Saturday, April 20, 2024

Esteemed Writer Suzanne Mattaboni Launches Debut Novel, Once in a Lifetime, This Coming Spring

As far back as fifth grade, Suzanne Mattaboni knew that she would be an established novelist. Years later, she is making good money as a corporate writer, but Suzanne never lost her dreams of being a storyteller. Through a whole lot of resilience and determination, Suzanne is now advancing her goal of being an esteemed novelist by incorporating an ’80s twist to her upcoming piece Once in a Lifetime, which hopes to withstand the test of time despite the decade being behind us. 

Born in New York, Suzanne is the recipient of many accolades, including being a Pushcart Prize-nominated fiction writer, blogger, essayist, retro podcaster, and corporate consultant. Moreover, she’s been a community service reporter for Newsday, and her works have appeared in numerous publications such as The Huffington Post, Seventeen, Mysterious Ways, Guideposts, Dark Dossier, and more. But despite her various accomplishments, Suzanne excels most in creating thoughtful, fun fiction; producing women’s fiction, horror, young adult, and middle-grade works. In addition, she’s a significant contributor to well-known anthologies like the Chicken Soup for the Soul series, Pizza Parties and Poltergeist, The Little Demon Digest, and What’s a Nice Girl Like You Doing in a Relationship Like This?

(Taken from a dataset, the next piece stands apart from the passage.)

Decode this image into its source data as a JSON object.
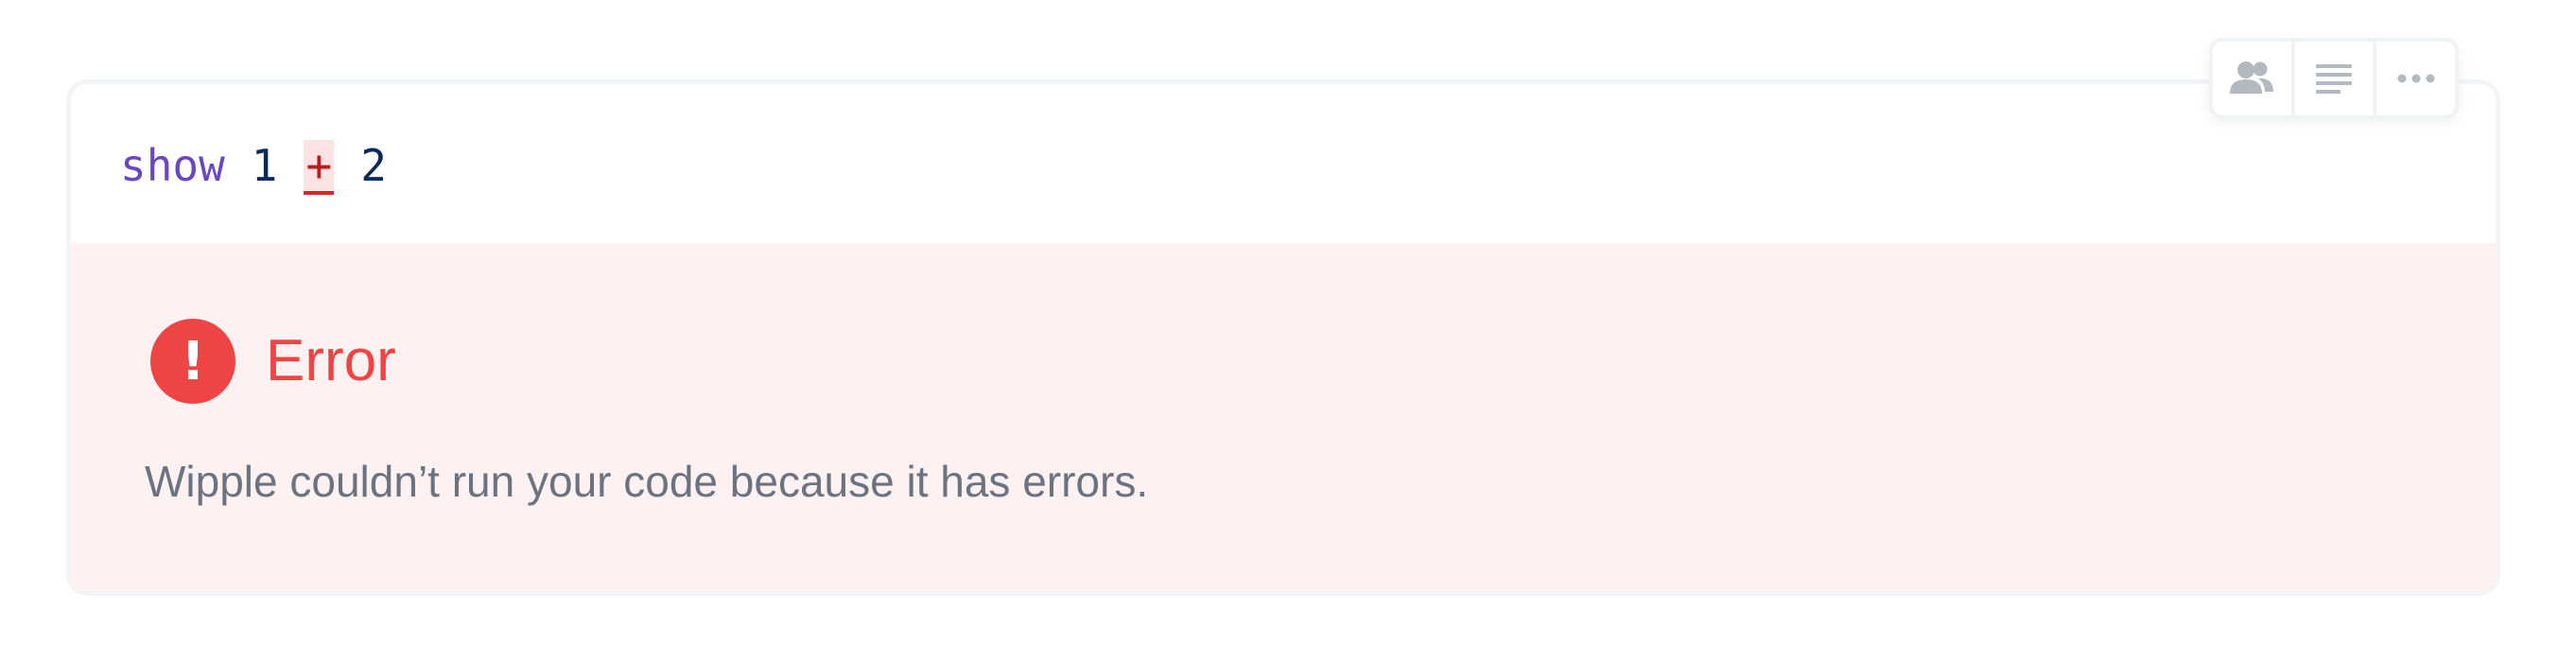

Suzanne has also dabbled in acting and theater, usually as a lead singer and comic relief in pastoral-themed regional musical productions like Fiddler on the Roof, Zorba, and Brigadoon. She started her writing career at Columbia Pictures in Manhattan, where she spent some time doing script research for notable films like Point Break and Spike Lee’s School Daze. After years of working in school district and regional PR, she moved onto work with larger corporate clientele, getting them featured in media like Bloomberg News, The New York Times, The Wall Street Journal, and Forbes

After building a portfolio as a highly acclaimed writer for many of the market’s most prominent publications, Suzanne went back to her roots and decided to further her career as a fiction writer, even adding blogging and pop-culture podcasting to her resume, as well as a hosting gig with the Banzai Retro Club focusing on the ’70s, ’80s, and ’90s.

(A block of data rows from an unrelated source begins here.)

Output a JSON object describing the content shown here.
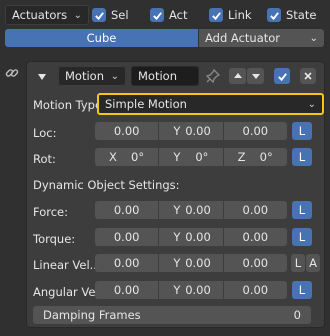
{
  "topbar": {
    "dropdown_label": "Actuators",
    "checkboxes": [
      {
        "label": "Sel",
        "checked": true
      },
      {
        "label": "Act",
        "checked": true
      },
      {
        "label": "Link",
        "checked": true
      },
      {
        "label": "State",
        "checked": true
      }
    ]
  },
  "tabs": {
    "object": "Cube",
    "add": "Add Actuator"
  },
  "actuator": {
    "type": "Motion",
    "name": "Motion",
    "enabled": true,
    "motion_type_label": "Motion Type:",
    "motion_type_value": "Simple Motion",
    "loc": {
      "label": "Loc:",
      "x": "0.00",
      "y_axis": "Y",
      "y": "0.00",
      "z": "0.00",
      "local": "L"
    },
    "rot": {
      "label": "Rot:",
      "x_axis": "X",
      "x": "0°",
      "y_axis": "Y",
      "y": "0°",
      "z_axis": "Z",
      "z": "0°",
      "local": "L"
    },
    "dynamic_heading": "Dynamic Object Settings:",
    "force": {
      "label": "Force:",
      "x": "0.00",
      "y_axis": "Y",
      "y": "0.00",
      "z": "0.00",
      "local": "L"
    },
    "torque": {
      "label": "Torque:",
      "x": "0.00",
      "y_axis": "Y",
      "y": "0.00",
      "z": "0.00",
      "local": "L"
    },
    "linear_vel": {
      "label": "Linear Vel...",
      "x": "0.00",
      "y_axis": "Y",
      "y": "0.00",
      "z": "0.00",
      "local": "L",
      "add": "A"
    },
    "angular_vel": {
      "label": "Angular Ve...",
      "x": "0.00",
      "y_axis": "Y",
      "y": "0.00",
      "z": "0.00",
      "local": "L"
    },
    "damping": {
      "label": "Damping Frames",
      "value": "0"
    }
  },
  "colors": {
    "accent": "#4772b3",
    "highlight": "#f5c518"
  }
}
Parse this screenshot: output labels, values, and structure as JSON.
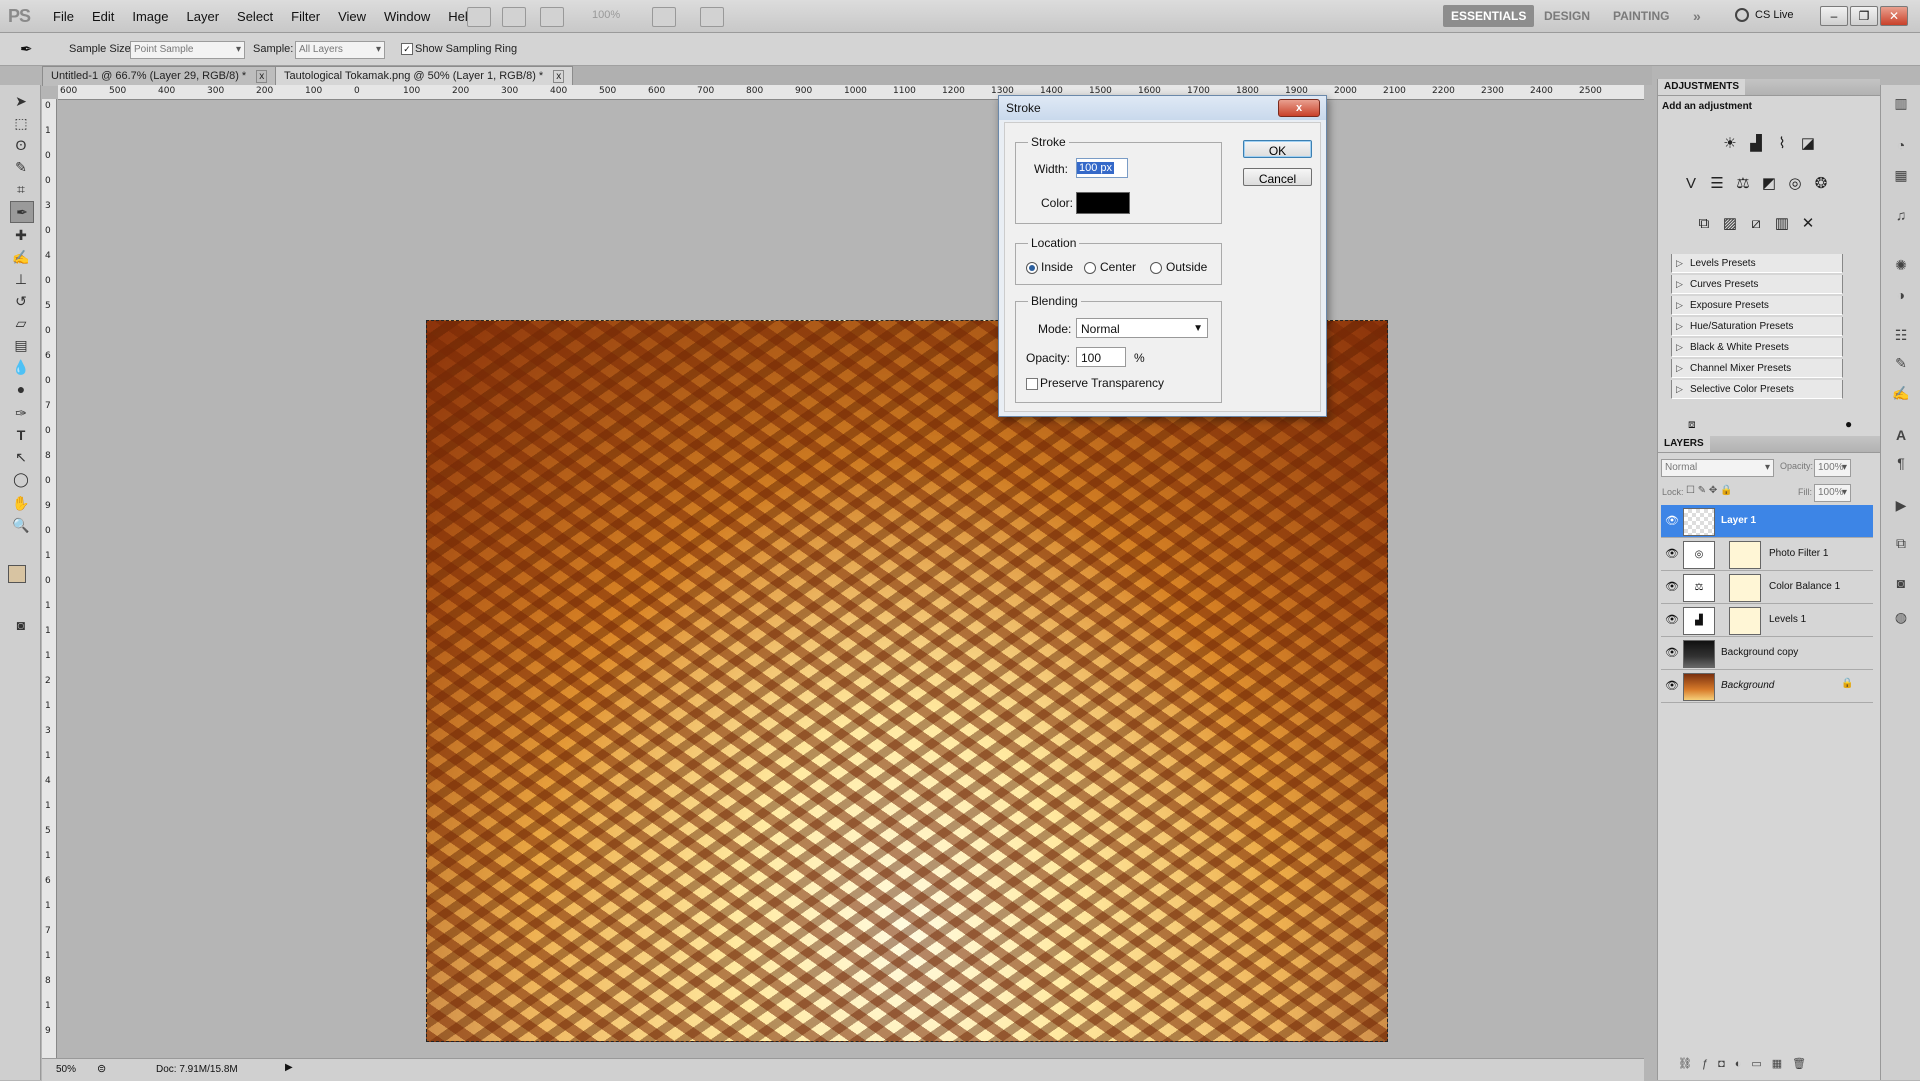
{
  "app": {
    "logo": "PS"
  },
  "menu": [
    "File",
    "Edit",
    "Image",
    "Layer",
    "Select",
    "Filter",
    "View",
    "Window",
    "Help"
  ],
  "zoom_field": "100%",
  "workspaces": [
    "ESSENTIALS",
    "DESIGN",
    "PAINTING"
  ],
  "more_workspaces": "»",
  "cs_live": "CS Live",
  "window_controls": {
    "minimize": "–",
    "restore": "❐",
    "close": "✕"
  },
  "options": {
    "sample_size_label": "Sample Size:",
    "sample_size_value": "Point Sample",
    "sample_label": "Sample:",
    "sample_value": "All Layers",
    "show_ring_label": "Show Sampling Ring",
    "show_ring_checked": true
  },
  "tabs": [
    {
      "label": "Untitled-1 @ 66.7% (Layer 29, RGB/8) *",
      "close": "x"
    },
    {
      "label": "Tautological Tokamak.png @ 50% (Layer 1, RGB/8) *",
      "close": "x"
    }
  ],
  "ruler_h": [
    "600",
    "500",
    "400",
    "300",
    "200",
    "100",
    "0",
    "100",
    "200",
    "300",
    "400",
    "500",
    "600",
    "700",
    "800",
    "900",
    "1000",
    "1100",
    "1200",
    "1300",
    "1400",
    "1500",
    "1600",
    "1700",
    "1800",
    "1900",
    "2000",
    "2100",
    "2200",
    "2300",
    "2400",
    "2500"
  ],
  "ruler_v": [
    "0",
    "1",
    "0",
    "0",
    "3",
    "0",
    "4",
    "0",
    "5",
    "0",
    "6",
    "0",
    "7",
    "0",
    "8",
    "0",
    "9",
    "0",
    "1",
    "0",
    "1",
    "1",
    "1",
    "2",
    "1",
    "3",
    "1",
    "4",
    "1",
    "5",
    "1",
    "6",
    "1",
    "7",
    "1",
    "8",
    "1",
    "9"
  ],
  "status": {
    "zoom": "50%",
    "doc": "Doc: 7.91M/15.8M"
  },
  "adjustments": {
    "panel_title": "ADJUSTMENTS",
    "subtitle": "Add an adjustment",
    "presets": [
      "Levels Presets",
      "Curves Presets",
      "Exposure Presets",
      "Hue/Saturation Presets",
      "Black & White Presets",
      "Channel Mixer Presets",
      "Selective Color Presets"
    ]
  },
  "layers": {
    "panel_title": "LAYERS",
    "blend_mode": "Normal",
    "opacity_label": "Opacity:",
    "opacity_value": "100%",
    "lock_label": "Lock:",
    "fill_label": "Fill:",
    "fill_value": "100%",
    "items": [
      {
        "name": "Layer 1",
        "selected": true
      },
      {
        "name": "Photo Filter 1",
        "selected": false
      },
      {
        "name": "Color Balance 1",
        "selected": false
      },
      {
        "name": "Levels 1",
        "selected": false
      },
      {
        "name": "Background copy",
        "selected": false
      },
      {
        "name": "Background",
        "selected": false
      }
    ]
  },
  "dialog": {
    "title": "Stroke",
    "close": "x",
    "stroke_group": "Stroke",
    "width_label": "Width:",
    "width_value": "100 px",
    "color_label": "Color:",
    "color_value": "#000000",
    "location_group": "Location",
    "location_options": [
      "Inside",
      "Center",
      "Outside"
    ],
    "location_selected": "Inside",
    "blending_group": "Blending",
    "mode_label": "Mode:",
    "mode_value": "Normal",
    "opacity_label": "Opacity:",
    "opacity_value": "100",
    "opacity_unit": "%",
    "preserve_label": "Preserve Transparency",
    "preserve_checked": false,
    "ok_label": "OK",
    "cancel_label": "Cancel"
  }
}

Suzanne’s quirky and energetic debut novel Once in a Lifetime is a coming-of-age piece set in 1984 New Hope, Pennsylvania, and Long Island, New York. The paperback is set to launch on May 24, 2022 in time for summer, published by TouchPoint Press. It follows off-beat and ambitious art student Jess Addentro as she desperately attempts to jump-start her love life and career in an era when women were finally told they could have it all—love, sex, friendships, education, careers, meaning, and success. That said, Jess has no idea about all the madness set to unfold as soon as she decides to get her hands on everything, including a steamy new wave bass guitarist who lands her in a frustrating love triangle, among other compromising messes that threaten to derail her plans to pursue a dream study abroad program.

The novel’s plot plays out against a vibrant background of 1980s new wave music and art, with a tone that combines a much-needed pop-culture sensibility and snarky wit with an intelligent, literary edge. In portraying New Hope of the 1980s, it embodies the turmoil and flippant energy of David Byrne’s new wave anthem “Once in a Lifetime,” which the novel is named after.

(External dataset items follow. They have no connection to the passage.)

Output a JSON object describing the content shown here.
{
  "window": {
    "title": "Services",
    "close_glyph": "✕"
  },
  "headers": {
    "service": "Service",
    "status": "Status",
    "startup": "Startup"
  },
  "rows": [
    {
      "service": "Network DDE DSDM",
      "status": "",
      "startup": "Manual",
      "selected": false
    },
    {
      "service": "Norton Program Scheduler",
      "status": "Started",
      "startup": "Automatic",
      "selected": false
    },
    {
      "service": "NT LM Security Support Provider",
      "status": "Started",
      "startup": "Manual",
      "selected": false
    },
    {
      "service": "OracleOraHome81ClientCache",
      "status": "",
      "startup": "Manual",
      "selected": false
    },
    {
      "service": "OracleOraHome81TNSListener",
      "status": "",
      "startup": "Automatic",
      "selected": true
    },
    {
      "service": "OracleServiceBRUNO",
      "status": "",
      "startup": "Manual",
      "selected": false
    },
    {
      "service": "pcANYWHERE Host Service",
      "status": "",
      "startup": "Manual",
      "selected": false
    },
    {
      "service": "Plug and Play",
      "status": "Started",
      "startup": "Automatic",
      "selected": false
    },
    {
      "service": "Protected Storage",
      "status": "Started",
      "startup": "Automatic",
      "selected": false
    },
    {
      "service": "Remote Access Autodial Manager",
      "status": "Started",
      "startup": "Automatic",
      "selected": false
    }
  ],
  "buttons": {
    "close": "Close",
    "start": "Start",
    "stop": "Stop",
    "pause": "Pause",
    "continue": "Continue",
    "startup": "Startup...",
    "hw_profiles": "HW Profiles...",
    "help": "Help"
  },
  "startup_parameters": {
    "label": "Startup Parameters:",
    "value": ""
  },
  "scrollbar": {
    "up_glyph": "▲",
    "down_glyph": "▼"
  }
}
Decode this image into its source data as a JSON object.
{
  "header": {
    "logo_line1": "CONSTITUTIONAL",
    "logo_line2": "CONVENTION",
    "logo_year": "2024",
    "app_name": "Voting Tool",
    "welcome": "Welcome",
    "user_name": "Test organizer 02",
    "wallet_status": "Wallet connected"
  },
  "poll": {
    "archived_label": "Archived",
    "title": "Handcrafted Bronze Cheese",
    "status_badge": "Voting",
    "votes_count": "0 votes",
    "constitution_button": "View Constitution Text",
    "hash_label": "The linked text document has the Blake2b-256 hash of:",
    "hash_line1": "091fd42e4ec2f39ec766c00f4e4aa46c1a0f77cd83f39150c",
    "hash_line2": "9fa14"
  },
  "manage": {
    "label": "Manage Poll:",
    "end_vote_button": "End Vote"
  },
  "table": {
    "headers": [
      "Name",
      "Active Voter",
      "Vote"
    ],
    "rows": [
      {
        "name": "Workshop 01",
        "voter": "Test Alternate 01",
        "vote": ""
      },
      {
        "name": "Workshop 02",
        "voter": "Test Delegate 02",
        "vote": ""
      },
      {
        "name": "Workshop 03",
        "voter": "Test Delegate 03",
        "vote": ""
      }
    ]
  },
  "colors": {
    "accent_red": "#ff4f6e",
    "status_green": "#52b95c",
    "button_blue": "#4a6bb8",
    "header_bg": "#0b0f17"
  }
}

The book will hold special appeal to women over thirty who remember all the fanfare and musical flair of this decade. Yet it boasts of a solid feminist bend, considering it’s being positioned as a romantic comedy that doesn’t focus all on the guy, but rather puts a weighted emphasis on core female friendships instead.

“I want to write fiction that pulls people away from the politics and divisive influences of the day. Too much of our current lives and the forces we’re exposed to thrive on discord,” Suzanne explains about the tone of her novel. “It’s edgy, but it still shows us a free-living, ambitious, feminist heroine in a trail-blazing era that produced icons ranging from RuPaul to Sandra Day O’Connor. It also shows the roadblocks women hit on the way to where they wanted to be.”

In years to come, Suzanne hopes to become “a fabulous best-selling author” and write more pieces starring the protagonist of her current work, Jessica. She also aspires to mentor emerging writers and be a keynote speaker at conferences and events, making people laugh and participating in thought leadership activities that promote living your best life, perseverance, and women succeeding in male-dominated professions like high-tech.